Depuis le rail, derrière le cordon de sécurité, j'observe un français qui pourrait bien faire parler de lui cette semaine : David Miara. Son cousin n'est autre que l'illustre Antony Lellouche - ce dernier se tient à mes côtés, les bras croisés sur la poitrine, avec l'air soucieux du papa fier de sa progéniture.

David relance en milieu de position. Un joueur fait tapis pour 70,000. Le français étudie la situation, puis paie. "J'ai vraiment senti qu'il n'était pas très haut", dira t-il plus tard. David révèle As-Dame, une pointure en dessous du As-Roi de son adversaire. Une erreur d'intuition balayée sur le turn quand apparait une magnifique Dame de carreau.

Antony est hilare. "Que c'est bon, de chatter parfois."

David Miara pointe à 320,000 après le coup. "On est au dessus de la moyenne", note Lellouche. Quelques minutes plus tard, Miara relance préflop au cut-off. Il est payé par le Marocain Belkhayate au bouton. Ce dernier mise le flop 82Q, puis le turn 8 - David choisit d'abandonner le coup. Il trébuche d'une marche, pour tomber à 270,000. Il est solide et confiant, bien dans ses baskets.

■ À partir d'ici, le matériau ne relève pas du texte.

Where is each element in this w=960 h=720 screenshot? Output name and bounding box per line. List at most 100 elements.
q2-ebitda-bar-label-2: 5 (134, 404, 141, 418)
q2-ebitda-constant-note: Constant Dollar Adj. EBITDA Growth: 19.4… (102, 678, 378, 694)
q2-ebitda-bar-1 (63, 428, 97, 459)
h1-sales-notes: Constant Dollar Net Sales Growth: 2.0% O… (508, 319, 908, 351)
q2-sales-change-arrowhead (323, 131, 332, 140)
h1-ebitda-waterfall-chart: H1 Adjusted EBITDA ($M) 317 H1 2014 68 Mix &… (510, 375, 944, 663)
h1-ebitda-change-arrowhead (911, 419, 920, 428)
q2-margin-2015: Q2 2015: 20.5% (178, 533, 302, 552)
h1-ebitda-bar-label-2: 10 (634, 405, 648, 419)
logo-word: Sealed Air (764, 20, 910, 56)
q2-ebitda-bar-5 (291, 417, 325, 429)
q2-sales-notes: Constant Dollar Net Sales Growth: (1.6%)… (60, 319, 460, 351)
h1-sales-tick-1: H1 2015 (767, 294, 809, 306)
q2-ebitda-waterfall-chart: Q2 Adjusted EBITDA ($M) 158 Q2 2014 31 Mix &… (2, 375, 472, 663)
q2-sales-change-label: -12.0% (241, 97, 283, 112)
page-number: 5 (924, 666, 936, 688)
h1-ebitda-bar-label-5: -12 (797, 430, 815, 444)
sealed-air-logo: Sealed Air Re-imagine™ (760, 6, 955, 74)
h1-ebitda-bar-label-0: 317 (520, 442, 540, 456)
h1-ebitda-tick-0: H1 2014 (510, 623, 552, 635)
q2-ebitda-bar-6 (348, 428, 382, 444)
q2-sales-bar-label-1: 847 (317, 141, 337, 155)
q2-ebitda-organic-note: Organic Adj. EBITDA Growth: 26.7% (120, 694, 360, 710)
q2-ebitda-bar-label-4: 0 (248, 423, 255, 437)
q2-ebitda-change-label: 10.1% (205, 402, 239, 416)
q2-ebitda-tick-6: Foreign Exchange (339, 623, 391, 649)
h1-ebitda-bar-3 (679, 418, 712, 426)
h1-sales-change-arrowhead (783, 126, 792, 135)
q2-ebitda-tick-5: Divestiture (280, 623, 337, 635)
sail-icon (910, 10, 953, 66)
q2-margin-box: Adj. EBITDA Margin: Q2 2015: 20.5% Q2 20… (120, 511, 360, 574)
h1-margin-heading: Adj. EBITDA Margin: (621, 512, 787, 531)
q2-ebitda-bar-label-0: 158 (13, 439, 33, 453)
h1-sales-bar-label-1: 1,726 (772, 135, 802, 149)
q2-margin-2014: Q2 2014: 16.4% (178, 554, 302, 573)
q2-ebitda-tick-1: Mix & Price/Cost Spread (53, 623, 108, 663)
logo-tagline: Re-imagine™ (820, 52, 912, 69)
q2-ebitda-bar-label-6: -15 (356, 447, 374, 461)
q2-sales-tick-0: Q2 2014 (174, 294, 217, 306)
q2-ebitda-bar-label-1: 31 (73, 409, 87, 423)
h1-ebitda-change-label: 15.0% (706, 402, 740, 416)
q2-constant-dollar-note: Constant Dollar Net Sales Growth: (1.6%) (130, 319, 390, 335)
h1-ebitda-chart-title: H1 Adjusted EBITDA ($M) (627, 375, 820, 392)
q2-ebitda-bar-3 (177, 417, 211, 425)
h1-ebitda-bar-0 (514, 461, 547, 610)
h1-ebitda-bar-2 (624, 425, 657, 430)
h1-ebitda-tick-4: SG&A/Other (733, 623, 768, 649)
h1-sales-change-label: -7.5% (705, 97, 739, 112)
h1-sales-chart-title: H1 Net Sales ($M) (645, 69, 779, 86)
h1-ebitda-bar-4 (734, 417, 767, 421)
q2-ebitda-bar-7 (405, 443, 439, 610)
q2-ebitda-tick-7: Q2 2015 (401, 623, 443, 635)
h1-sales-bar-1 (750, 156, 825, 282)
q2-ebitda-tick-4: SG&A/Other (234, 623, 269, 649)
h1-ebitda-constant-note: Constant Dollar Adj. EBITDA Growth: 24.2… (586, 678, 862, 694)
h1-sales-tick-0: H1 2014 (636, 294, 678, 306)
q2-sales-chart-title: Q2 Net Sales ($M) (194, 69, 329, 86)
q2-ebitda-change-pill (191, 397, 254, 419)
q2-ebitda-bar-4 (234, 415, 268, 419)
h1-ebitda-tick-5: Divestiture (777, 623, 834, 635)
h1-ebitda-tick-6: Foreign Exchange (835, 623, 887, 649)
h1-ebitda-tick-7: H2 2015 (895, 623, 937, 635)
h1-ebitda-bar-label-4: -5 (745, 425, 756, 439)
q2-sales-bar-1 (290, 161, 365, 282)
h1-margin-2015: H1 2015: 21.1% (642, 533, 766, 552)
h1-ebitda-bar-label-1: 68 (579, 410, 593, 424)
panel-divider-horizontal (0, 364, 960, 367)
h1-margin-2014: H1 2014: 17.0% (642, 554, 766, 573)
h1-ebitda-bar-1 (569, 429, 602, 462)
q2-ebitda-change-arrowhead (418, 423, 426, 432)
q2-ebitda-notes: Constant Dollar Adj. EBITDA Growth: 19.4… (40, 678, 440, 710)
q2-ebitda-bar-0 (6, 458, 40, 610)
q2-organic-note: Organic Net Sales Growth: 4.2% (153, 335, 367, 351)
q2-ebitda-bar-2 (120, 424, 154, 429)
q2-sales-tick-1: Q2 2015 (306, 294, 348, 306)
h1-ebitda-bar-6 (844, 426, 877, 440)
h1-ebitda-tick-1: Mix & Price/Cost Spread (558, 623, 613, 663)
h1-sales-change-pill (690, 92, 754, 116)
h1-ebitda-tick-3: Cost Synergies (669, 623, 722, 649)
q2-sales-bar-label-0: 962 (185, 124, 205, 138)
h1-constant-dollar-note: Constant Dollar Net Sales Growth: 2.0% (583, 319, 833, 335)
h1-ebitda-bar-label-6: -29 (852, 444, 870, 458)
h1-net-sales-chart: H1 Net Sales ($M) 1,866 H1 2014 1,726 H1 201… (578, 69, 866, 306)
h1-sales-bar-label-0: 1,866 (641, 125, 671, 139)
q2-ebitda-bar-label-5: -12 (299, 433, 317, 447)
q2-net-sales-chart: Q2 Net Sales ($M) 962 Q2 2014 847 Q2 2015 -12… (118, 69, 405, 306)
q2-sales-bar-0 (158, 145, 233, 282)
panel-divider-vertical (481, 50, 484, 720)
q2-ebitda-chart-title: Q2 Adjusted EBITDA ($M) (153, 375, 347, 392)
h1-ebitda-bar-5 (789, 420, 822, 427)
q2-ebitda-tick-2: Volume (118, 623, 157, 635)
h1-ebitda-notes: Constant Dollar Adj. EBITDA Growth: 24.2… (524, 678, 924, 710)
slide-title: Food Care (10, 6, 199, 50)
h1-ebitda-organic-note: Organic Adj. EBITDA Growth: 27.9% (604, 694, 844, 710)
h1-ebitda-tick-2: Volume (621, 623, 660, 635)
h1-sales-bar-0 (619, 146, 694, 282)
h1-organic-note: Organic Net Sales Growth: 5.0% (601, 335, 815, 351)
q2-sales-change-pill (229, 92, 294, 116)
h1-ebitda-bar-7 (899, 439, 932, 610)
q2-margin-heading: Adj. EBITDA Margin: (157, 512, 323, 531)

Un break est annoncé. Dehors, le rookie Vincent Secher fume une clope avec ses potes surexcités. Et dire qu'ils avaient songé à vendre leur ticket, gagné en équipe pour un investissement de sept dollars. Deux semaines plus tard, Secher est en train de nous refaire le coup de Moneymaker. Son tapis est très en dessous de la moyenne : 130,000 environ. Mais les potes gardent leur moral. Ils sont assurées de se partager au moins 10,000 euros chacun.

Plus loin, le Marseillais Michel Carvin décompresse en compagnie du clan Marseillais - mené par Eric Koskas, bien sur. Carvin possède 300,000 et ne compte pas s'arrêter en si bon chemin.

Après la pause, un autre qualifié Internet, Simon Faure, saute avec deux Dames contre deux Rois. Il remporte 33,000 euros pour sa belle 44e place.

La partie continue... Trois français sont encore en course. On en retrouvera au moins un en table finale. C'est tout du moins ce que prédisent les statistiques et la loi des séries.

Blindes 3,000/6,000, ante 500. Tapis moyen 300,000.